Initially I could only picture what prison was like from the movies and television shows I’d seen.  I worried that someone was hurting him? I worried about his health.  I had a lot of questions.  Of course you don’t know what goes on in prison.  Nobody tells you what goes on.  You have to find out for yourself.  You have to live it for yourself.  In the beginning I would call to check on my brother.  I recall a heated response of one guard at the facility: “I’m so sick and tired of you people calling up here!” Another guard told me, “This is not a prep school, this is a prison.  If he is beaten and raped he had it coming to him.”

I never forget what continues to happen to my brother.  I see the pain on my mother’s face when she has to see it.  I see the pain on my father’s face when he remembers what has happened to his son.  I see it even when I try to push it from my mind.

I’ve met many family members who live a hundred kinds of hell on earth because their loved one is in prison.  The following is from a poem the sister of an inmate in Leavenworth shared with me a few months ago.  It says what many will continue to feel until this nightmare is over.

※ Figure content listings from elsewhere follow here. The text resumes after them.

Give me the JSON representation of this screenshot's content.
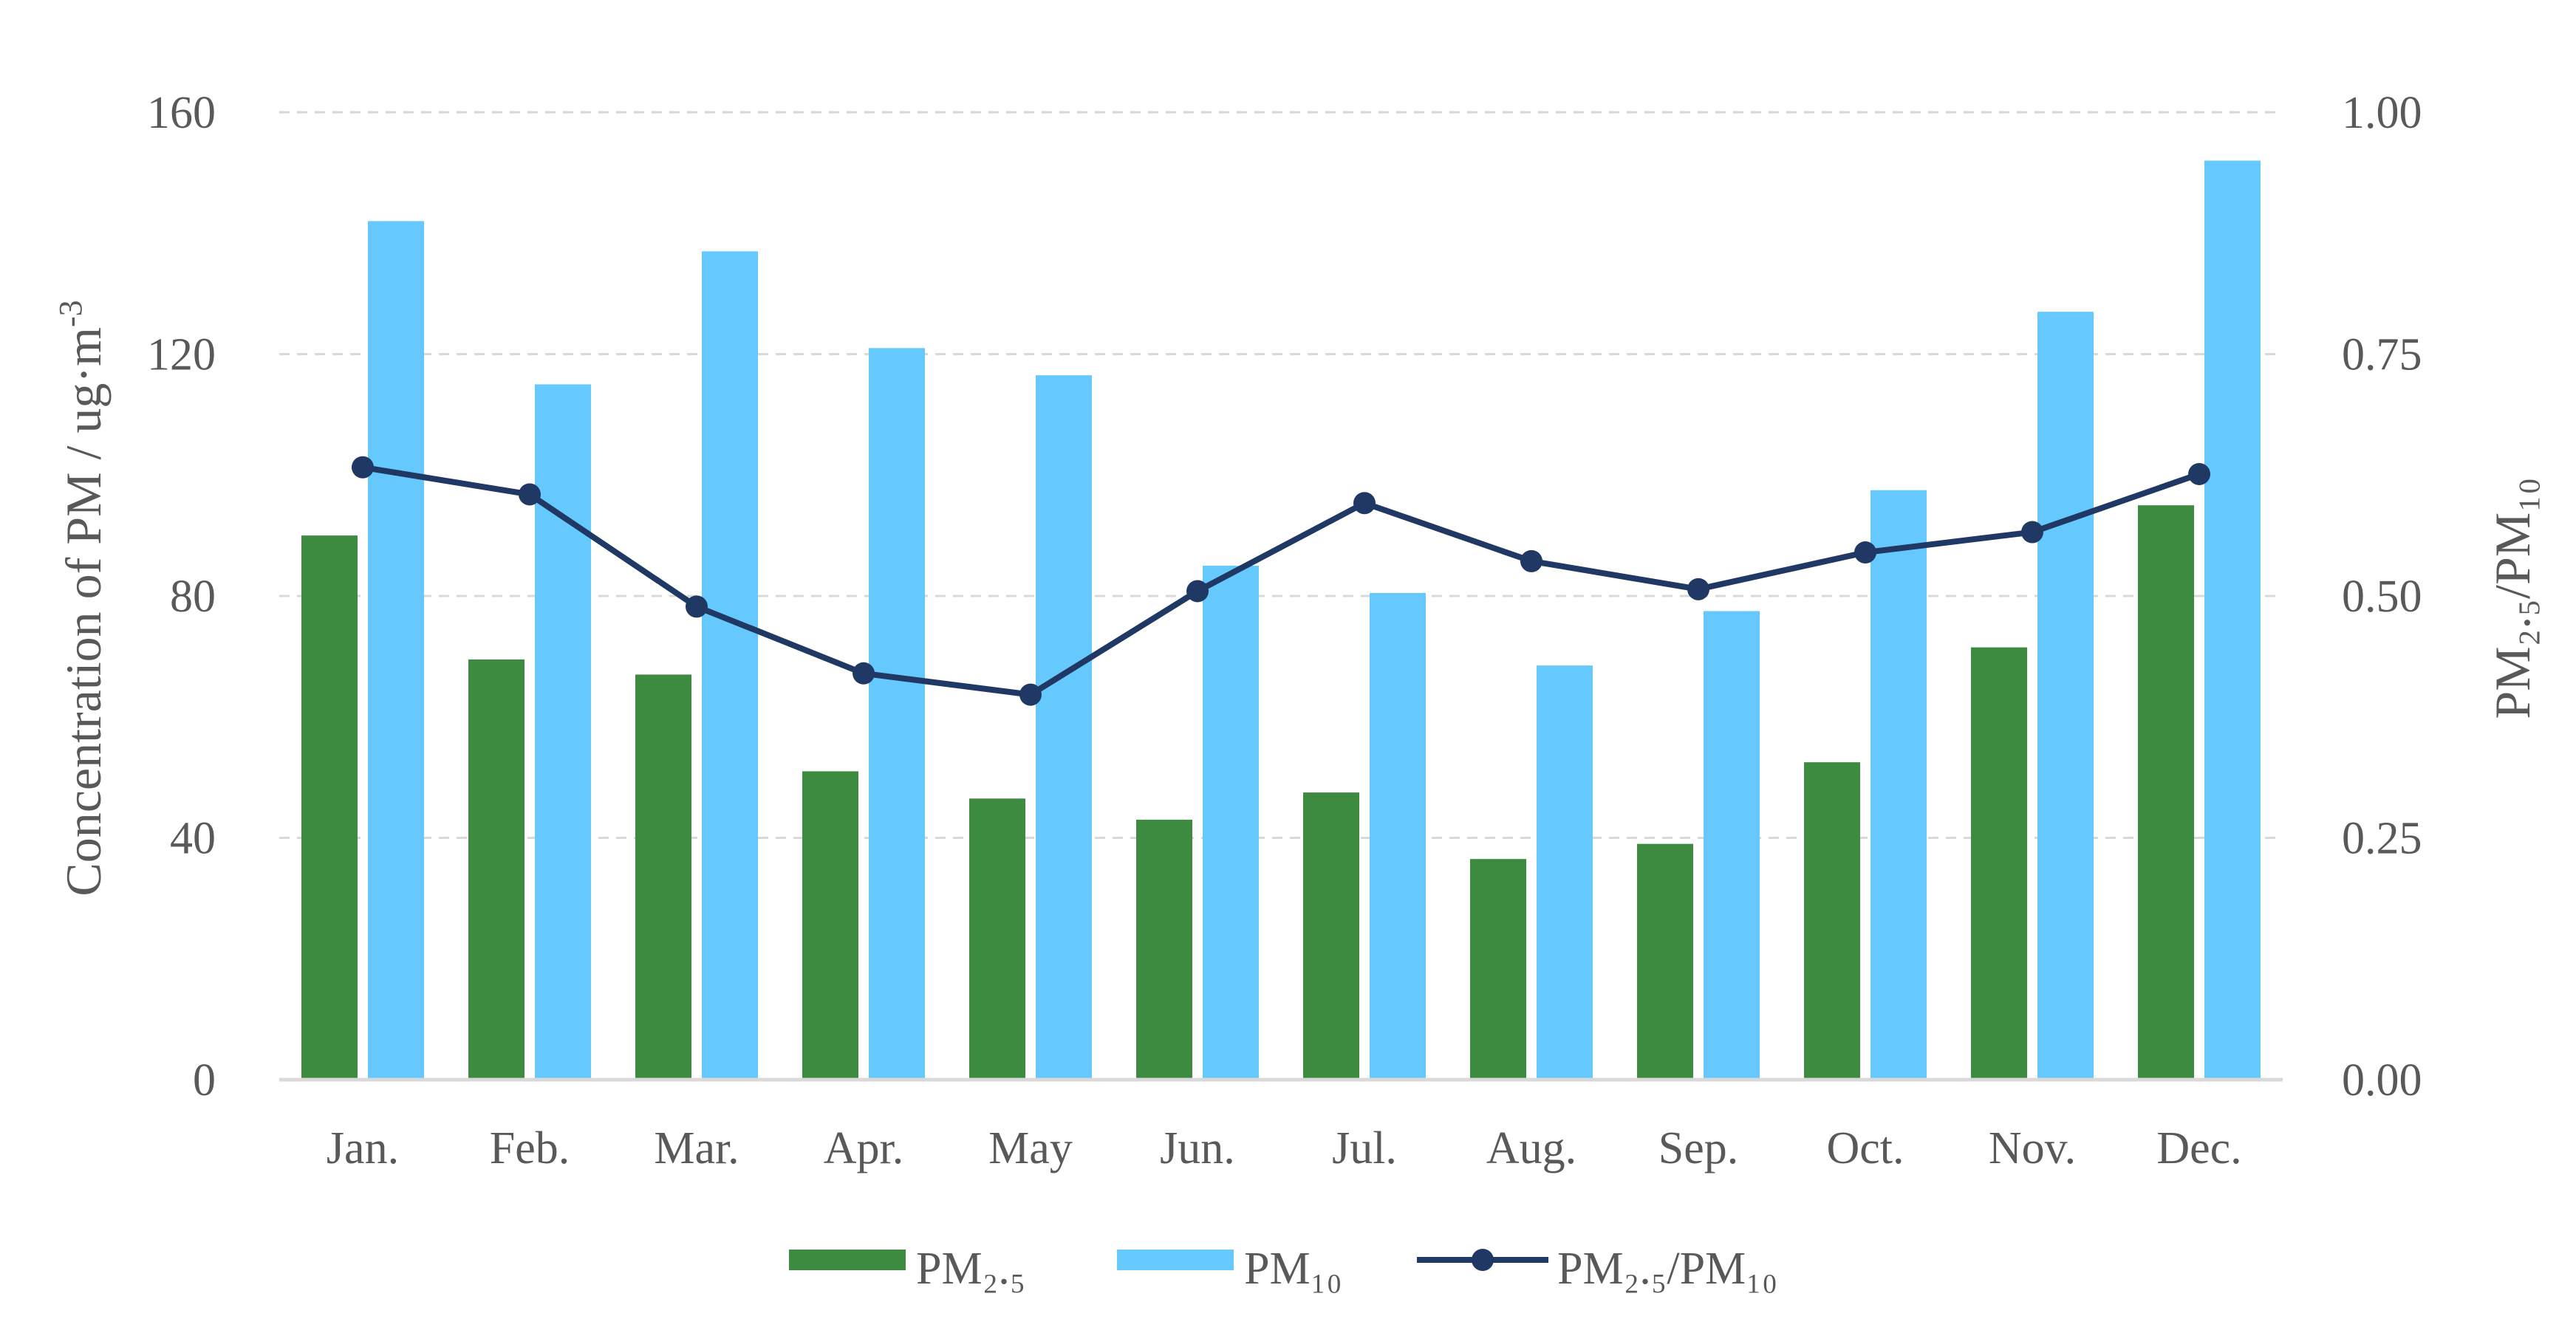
{
  "chart_data": {
    "type": "bar",
    "categories": [
      "Jan.",
      "Feb.",
      "Mar.",
      "Apr.",
      "May",
      "Jun.",
      "Jul.",
      "Aug.",
      "Sep.",
      "Oct.",
      "Nov.",
      "Dec."
    ],
    "series": [
      {
        "name": "PM₂.₅",
        "type": "bar",
        "axis": "left",
        "color": "#3d8b40",
        "values": [
          90,
          69.5,
          67,
          51,
          46.5,
          43,
          47.5,
          36.5,
          39,
          52.5,
          71.5,
          95
        ]
      },
      {
        "name": "PM₁₀",
        "type": "bar",
        "axis": "left",
        "color": "#66c9fe",
        "values": [
          142,
          115,
          137,
          121,
          116.5,
          85,
          80.5,
          68.5,
          77.5,
          97.5,
          127,
          152
        ]
      },
      {
        "name": "PM₂.₅/PM₁₀",
        "type": "line",
        "axis": "right",
        "color": "#1f3864",
        "values": [
          0.633,
          0.605,
          0.489,
          0.42,
          0.398,
          0.505,
          0.596,
          0.536,
          0.507,
          0.545,
          0.566,
          0.626
        ]
      }
    ],
    "ylabel": "Concentration of PM / ug·m",
    "ylabel_sup": "-3",
    "y2label": "PM₂.₅/PM₁₀",
    "ylim": [
      0,
      160
    ],
    "y2lim": [
      0,
      1
    ],
    "yticks": [
      "0",
      "40",
      "80",
      "120",
      "160"
    ],
    "y2ticks": [
      "0.00",
      "0.25",
      "0.50",
      "0.75",
      "1.00"
    ],
    "grid": true,
    "legend_position": "bottom"
  }
}
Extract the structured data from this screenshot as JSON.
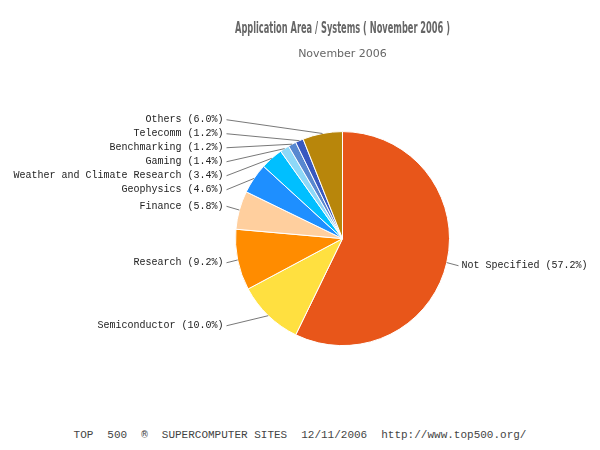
{
  "chart_data": {
    "type": "pie",
    "title": "Application Area / Systems ( November 2006 )",
    "subtitle": "November 2006",
    "categories": [
      "Not Specified (57.2%)",
      "Semiconductor (10.0%)",
      "Research (9.2%)",
      "Finance (5.8%)",
      "Geophysics (4.6%)",
      "Weather and Climate Research (3.4%)",
      "Gaming (1.4%)",
      "Benchmarking (1.2%)",
      "Telecomm (1.2%)",
      "Others (6.0%)"
    ],
    "values": [
      57.2,
      10.0,
      9.2,
      5.8,
      4.6,
      3.4,
      1.4,
      1.2,
      1.2,
      6.0
    ],
    "colors": [
      "#E8561A",
      "#FFE040",
      "#FF8C00",
      "#FFCF9E",
      "#1E8FFF",
      "#00BFFF",
      "#8DD8F8",
      "#5888D0",
      "#3858C0",
      "#B8860B"
    ],
    "annotations": [
      "TOP",
      "500",
      "®",
      "SUPERCOMPUTER SITES",
      "12/11/2006",
      "http://www.top500.org/"
    ],
    "legend": false
  }
}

That man you condemn is loved by someone who has to endure.
A Mom and a Dad who has given him life!
What would you do if this happened to yours?
Deny all your love and close all the doors?

Do you honestly think I’d sink to a level
And just turn my back and deem him a devil?
He was wrongly accused and is serving his time
And No! I do not agree with the crime.

‘That woman’ you point at, yes it is me
I was born with a name, as I’m human you see!
I’m innocent! just in case you’ve forgot
And love him whether you like it or not!

I’ve had the abuse, the comments and more
It’s nothing I haven’t heard all before
I mean no offense when I say this to you
I’m a victim as well- A forgotten one too.